The vessel, Karine A, captured by the Israeli Navy 300 miles from Israel’s port Eilat in the Red Sea, contained Katyusha rocket launchers, antitank missiles, mines and 3,400 pounds of C-4 explosive, according to Israeli officials.
Boucher said “the quantity and quality of these weapons are of serious concern.”
Palestinian leader Yasser Arafat has denied any knowledge of the weapons shipment. At a meeting yesterday with the European Union’s foreign policy chief, Arafat said any Palestinian found to be involved in the smuggling would be punished. He also said he welcomed international help for a Palestinian investigation of the Israeli accusations.
The captain of the captured ship granted jail-house interviews Monday to Reuters and Fox News Channel, among other media outlets. Captain Omar Akawi told reporters that he took his orders from a weapons agent of Arafat’s Palestinian Authority and that his cargo was supposed to have been transferred to three small boats near Alexandria, Egypt, for later “unload in Gaza.”
The 44-year-old captain identified himself as a 25-year member of Arafat’s Fatah organization and a naval adviser to the Palestinian Authority’s transport ministry. He did not directly link the arms to Arafat and said he didn’t know if senior Palestinian officials were aware of the operation.
Akawi described a slow trip north up the Suez Canal in which he was in regular radio contact with Adel Awadallah. The Israeli intelligence says that name is an alias for Adel Mughrabi, a weapons buyer who is said to be a accountable to Fuad Shubaki, a close aide to Arafat.
When asked why he was granting interviews, Captain Akawi said he wanted to let his family know that he was all right.
On Sunday, Prime Minister Ariel Sharon visited the Karine A and declared that Arafat had made himself “a bitter enemy of Israel.”
An Israeli government spokesman said the cabinet is considering further steps which could include severing diplomatic ties to the Palestinian Authority, as it briefly did last month. But in the meantime it says it is cooperating with a Bush administration’s effort to secure a truce.
U.S. envoy Gen. Anthony Zinni returned to Washington Monday after meeting with negotiators on both sides over the weekend.
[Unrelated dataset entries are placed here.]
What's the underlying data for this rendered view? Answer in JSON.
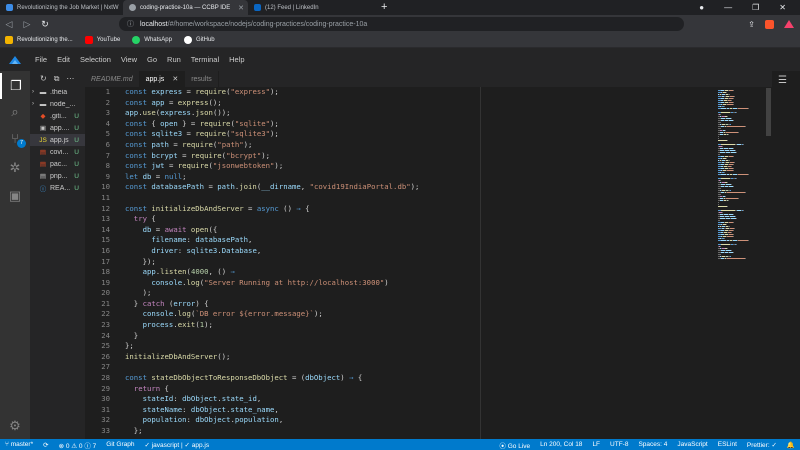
{
  "browser": {
    "tabs": [
      {
        "label": "Revolutionizing the Job Market | NxtW",
        "active": false
      },
      {
        "label": "coding-practice-10a — CCBP IDE",
        "active": true
      },
      {
        "label": "(12) Feed | LinkedIn",
        "active": false
      }
    ],
    "new_tab": "+",
    "url_host": "localhost",
    "url_path": "/#/home/workspace/nodejs/coding-practices/coding-practice-10a",
    "bookmarks": [
      {
        "label": "Revolutionizing the...",
        "color": "#f4b400"
      },
      {
        "label": "YouTube",
        "color": "#ff0000"
      },
      {
        "label": "WhatsApp",
        "color": "#25d366"
      },
      {
        "label": "GitHub",
        "color": "#ffffff"
      }
    ]
  },
  "ide": {
    "menu": [
      "File",
      "Edit",
      "Selection",
      "View",
      "Go",
      "Run",
      "Terminal",
      "Help"
    ],
    "activity_badge": "7",
    "explorer_items": [
      {
        "label": ".theia",
        "status": "",
        "type": "folder",
        "icon_color": "#c5c5c5"
      },
      {
        "label": "node_...",
        "status": "",
        "type": "folder",
        "icon_color": "#c5c5c5"
      },
      {
        "label": ".giti...",
        "status": "U",
        "type": "file",
        "icon": "◆",
        "icon_color": "#e44d26"
      },
      {
        "label": "app....",
        "status": "U",
        "type": "file",
        "icon": "▣",
        "icon_color": "#c5c5c5"
      },
      {
        "label": "app.js",
        "status": "U",
        "type": "file",
        "icon": "JS",
        "icon_color": "#f1dd35",
        "selected": true
      },
      {
        "label": "covi...",
        "status": "U",
        "type": "file",
        "icon": "▤",
        "icon_color": "#e44d26"
      },
      {
        "label": "pac...",
        "status": "U",
        "type": "file",
        "icon": "▤",
        "icon_color": "#e44d26"
      },
      {
        "label": "pnp...",
        "status": "U",
        "type": "file",
        "icon": "▤",
        "icon_color": "#c5c5c5"
      },
      {
        "label": "REA...",
        "status": "U",
        "type": "file",
        "icon": "ⓘ",
        "icon_color": "#42a5f5"
      }
    ],
    "editor_tabs": [
      {
        "label": "README.md",
        "active": false,
        "italic": true
      },
      {
        "label": "app.js",
        "active": true,
        "italic": false
      },
      {
        "label": "results",
        "active": false,
        "italic": false
      }
    ],
    "code_lines": [
      [
        [
          "k",
          "const "
        ],
        [
          "v",
          "express"
        ],
        [
          "p",
          " = "
        ],
        [
          "f",
          "require"
        ],
        [
          "p",
          "("
        ],
        [
          "s",
          "\"express\""
        ],
        [
          "p",
          ");"
        ]
      ],
      [
        [
          "k",
          "const "
        ],
        [
          "v",
          "app"
        ],
        [
          "p",
          " = "
        ],
        [
          "f",
          "express"
        ],
        [
          "p",
          "();"
        ]
      ],
      [
        [
          "v",
          "app"
        ],
        [
          "p",
          "."
        ],
        [
          "f",
          "use"
        ],
        [
          "p",
          "("
        ],
        [
          "v",
          "express"
        ],
        [
          "p",
          "."
        ],
        [
          "f",
          "json"
        ],
        [
          "p",
          "());"
        ]
      ],
      [
        [
          "k",
          "const "
        ],
        [
          "p",
          "{ "
        ],
        [
          "v",
          "open"
        ],
        [
          "p",
          " } = "
        ],
        [
          "f",
          "require"
        ],
        [
          "p",
          "("
        ],
        [
          "s",
          "\"sqlite\""
        ],
        [
          "p",
          ");"
        ]
      ],
      [
        [
          "k",
          "const "
        ],
        [
          "v",
          "sqlite3"
        ],
        [
          "p",
          " = "
        ],
        [
          "f",
          "require"
        ],
        [
          "p",
          "("
        ],
        [
          "s",
          "\"sqlite3\""
        ],
        [
          "p",
          ");"
        ]
      ],
      [
        [
          "k",
          "const "
        ],
        [
          "v",
          "path"
        ],
        [
          "p",
          " = "
        ],
        [
          "f",
          "require"
        ],
        [
          "p",
          "("
        ],
        [
          "s",
          "\"path\""
        ],
        [
          "p",
          ");"
        ]
      ],
      [
        [
          "k",
          "const "
        ],
        [
          "v",
          "bcrypt"
        ],
        [
          "p",
          " = "
        ],
        [
          "f",
          "require"
        ],
        [
          "p",
          "("
        ],
        [
          "s",
          "\"bcrypt\""
        ],
        [
          "p",
          ");"
        ]
      ],
      [
        [
          "k",
          "const "
        ],
        [
          "v",
          "jwt"
        ],
        [
          "p",
          " = "
        ],
        [
          "f",
          "require"
        ],
        [
          "p",
          "("
        ],
        [
          "s",
          "\"jsonwebtoken\""
        ],
        [
          "p",
          ");"
        ]
      ],
      [
        [
          "k",
          "let "
        ],
        [
          "v",
          "db"
        ],
        [
          "p",
          " = "
        ],
        [
          "k",
          "null"
        ],
        [
          "p",
          ";"
        ]
      ],
      [
        [
          "k",
          "const "
        ],
        [
          "v",
          "databasePath"
        ],
        [
          "p",
          " = "
        ],
        [
          "v",
          "path"
        ],
        [
          "p",
          "."
        ],
        [
          "f",
          "join"
        ],
        [
          "p",
          "("
        ],
        [
          "v",
          "__dirname"
        ],
        [
          "p",
          ", "
        ],
        [
          "s",
          "\"covid19IndiaPortal.db\""
        ],
        [
          "p",
          ");"
        ]
      ],
      [],
      [
        [
          "k",
          "const "
        ],
        [
          "f",
          "initializeDbAndServer"
        ],
        [
          "p",
          " = "
        ],
        [
          "k",
          "async"
        ],
        [
          "p",
          " () "
        ],
        [
          "k",
          "⇒"
        ],
        [
          "p",
          " {"
        ]
      ],
      [
        [
          "p",
          "  "
        ],
        [
          "kc",
          "try"
        ],
        [
          "p",
          " {"
        ]
      ],
      [
        [
          "p",
          "    "
        ],
        [
          "v",
          "db"
        ],
        [
          "p",
          " = "
        ],
        [
          "kc",
          "await "
        ],
        [
          "f",
          "open"
        ],
        [
          "p",
          "({"
        ]
      ],
      [
        [
          "p",
          "      "
        ],
        [
          "v",
          "filename"
        ],
        [
          "p",
          ": "
        ],
        [
          "v",
          "databasePath"
        ],
        [
          "p",
          ","
        ]
      ],
      [
        [
          "p",
          "      "
        ],
        [
          "v",
          "driver"
        ],
        [
          "p",
          ": "
        ],
        [
          "v",
          "sqlite3"
        ],
        [
          "p",
          "."
        ],
        [
          "v",
          "Database"
        ],
        [
          "p",
          ","
        ]
      ],
      [
        [
          "p",
          "    });"
        ]
      ],
      [
        [
          "p",
          "    "
        ],
        [
          "v",
          "app"
        ],
        [
          "p",
          "."
        ],
        [
          "f",
          "listen"
        ],
        [
          "p",
          "("
        ],
        [
          "n",
          "4000"
        ],
        [
          "p",
          ", () "
        ],
        [
          "k",
          "⇒"
        ]
      ],
      [
        [
          "p",
          "      "
        ],
        [
          "v",
          "console"
        ],
        [
          "p",
          "."
        ],
        [
          "f",
          "log"
        ],
        [
          "p",
          "("
        ],
        [
          "s",
          "\"Server Running at http://localhost:3000\""
        ],
        [
          "p",
          ")"
        ]
      ],
      [
        [
          "p",
          "    );"
        ]
      ],
      [
        [
          "p",
          "  } "
        ],
        [
          "kc",
          "catch"
        ],
        [
          "p",
          " ("
        ],
        [
          "v",
          "error"
        ],
        [
          "p",
          ") {"
        ]
      ],
      [
        [
          "p",
          "    "
        ],
        [
          "v",
          "console"
        ],
        [
          "p",
          "."
        ],
        [
          "f",
          "log"
        ],
        [
          "p",
          "("
        ],
        [
          "s",
          "`DB error ${error.message}`"
        ],
        [
          "p",
          ");"
        ]
      ],
      [
        [
          "p",
          "    "
        ],
        [
          "v",
          "process"
        ],
        [
          "p",
          "."
        ],
        [
          "f",
          "exit"
        ],
        [
          "p",
          "("
        ],
        [
          "n",
          "1"
        ],
        [
          "p",
          ");"
        ]
      ],
      [
        [
          "p",
          "  }"
        ]
      ],
      [
        [
          "p",
          "};"
        ]
      ],
      [
        [
          "f",
          "initializeDbAndServer"
        ],
        [
          "p",
          "();"
        ]
      ],
      [],
      [
        [
          "k",
          "const "
        ],
        [
          "f",
          "stateDbObjectToResponseDbObject"
        ],
        [
          "p",
          " = ("
        ],
        [
          "v",
          "dbObject"
        ],
        [
          "p",
          ") "
        ],
        [
          "k",
          "⇒"
        ],
        [
          "p",
          " {"
        ]
      ],
      [
        [
          "p",
          "  "
        ],
        [
          "kc",
          "return"
        ],
        [
          "p",
          " {"
        ]
      ],
      [
        [
          "p",
          "    "
        ],
        [
          "v",
          "stateId"
        ],
        [
          "p",
          ": "
        ],
        [
          "v",
          "dbObject"
        ],
        [
          "p",
          "."
        ],
        [
          "v",
          "state_id"
        ],
        [
          "p",
          ","
        ]
      ],
      [
        [
          "p",
          "    "
        ],
        [
          "v",
          "stateName"
        ],
        [
          "p",
          ": "
        ],
        [
          "v",
          "dbObject"
        ],
        [
          "p",
          "."
        ],
        [
          "v",
          "state_name"
        ],
        [
          "p",
          ","
        ]
      ],
      [
        [
          "p",
          "    "
        ],
        [
          "v",
          "population"
        ],
        [
          "p",
          ": "
        ],
        [
          "v",
          "dbObject"
        ],
        [
          "p",
          "."
        ],
        [
          "v",
          "population"
        ],
        [
          "p",
          ","
        ]
      ],
      [
        [
          "p",
          "  };"
        ]
      ]
    ]
  },
  "status": {
    "branch": "master*",
    "sync": "⟳",
    "errors": "0",
    "warnings": "0",
    "info": "7",
    "git_graph": "Git Graph",
    "language_check": "✓ javascript | ✓ app.js",
    "go_live": "Go Live",
    "position": "Ln 200, Col 18",
    "eol": "LF",
    "encoding": "UTF-8",
    "spaces": "Spaces: 4",
    "language": "JavaScript",
    "eslint": "ESLint",
    "prettier": "Prettier: ✓"
  },
  "colors": {
    "accent": "#007acc",
    "editor_bg": "#1e1e1e"
  }
}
He said he still saw progress in Israel’s willingness to ease West Bank blockades and the Palestinians’ arrests of suspected militants.
The Bush administration is pushing both camps to implement a truce plan drafted last year by CIA chief George Tenet. Under the plan, Israel is to lift travel bans on Palestinians and pull back troops to positions held before the latest round of fighting, which broke out in September 2000. The Palestinians are required to arrest suspected militants and prevent further attacks on Israelis.
Once a truce is in place, the two sides are to follow a plan created by the international commission headed by former U.S. Sen. George Mitchell. The so-called Mitchell Plan calls on Israel to freeze settlement activity in the West Bank and Gaza and says the Palestinians must dismantle militant groups.
Although the next U.S. diplomatic move is not clear, the Bush administration has vowed to remain engaged in the effort to bring the two sides together and work towards peace in the region.